How you persuade your children to be grateful is important, Zirkel says.

"If I'm pulling you to optimism when you're at the other end of the rope, you pull back. First, go to where your child is. Give your child acknowledgement that she's bummed. 'You're sad that we don't have X, but turn it [the conversation] around quickly," Zirkel says.

Here are five ways to stimulate gratitude at Thanksgiving:

1. Talk about what you're grateful for.

Go around the Thanksgiving table and let all the family members mention one thing that makes them happy.

This exercise has two benefits, according to Aryn G. Froum, Ph.D., staff psychologist, The Family Institute at Northwestern University, Evanston, Ill.

You're making children aware of things they didn't see as blessings, and you're able to focus on the present, rather than being anxious about your future.

2.Describe the good things that have happened to you.

Again, let everyone contribute.

3.Plan a volunteer activity.

Although you may not be able to offer your services on the holiday, especially if you have guests, you can discuss what your effort will be and how your family will follow through.

Let your children have input.

"Kids are more excited if they have a voice in the decision making," Froum says.
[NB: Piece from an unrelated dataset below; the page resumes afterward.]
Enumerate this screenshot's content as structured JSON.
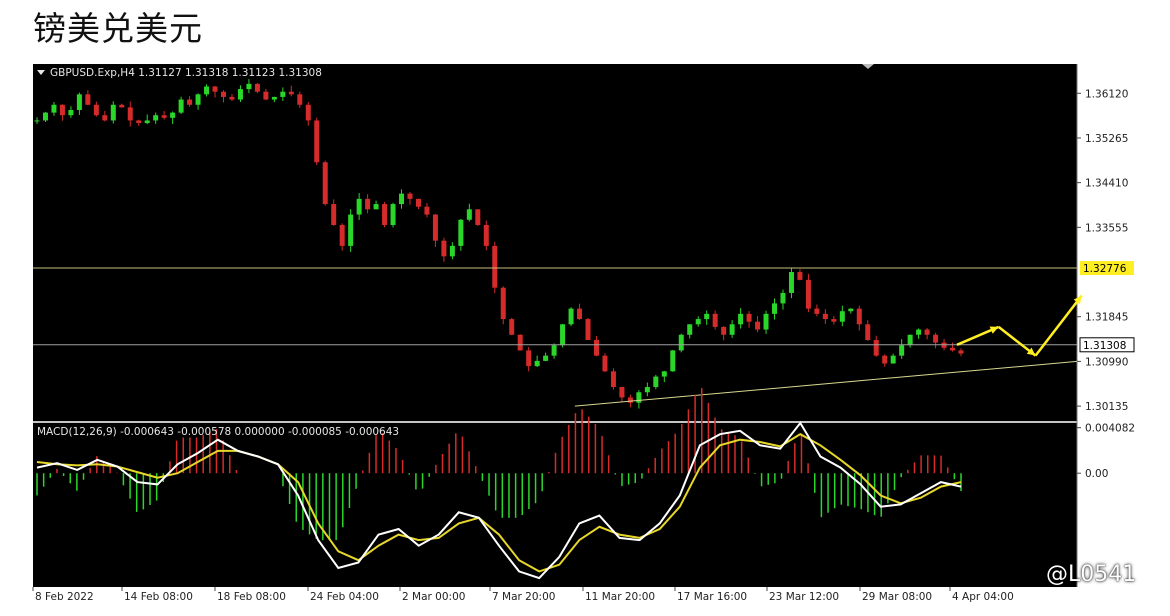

Possibilities include helping at an animal shelter; giving away gently used toys and books; donating to a food pantry or visiting residents in a nursing home.

4.Start an accomplishment folder.

Urge your children to save photos, special notes from you and letters about their achievements.

The letters and memorabilia help children feel loved and valued, Froum says.

5.Take a walk in the woods.

Communing with nature not only provides the physical benefits of exercise and fresh air, but may lead you to become more generous and engaged with others, according to a recent study from the University of Rochester (New York).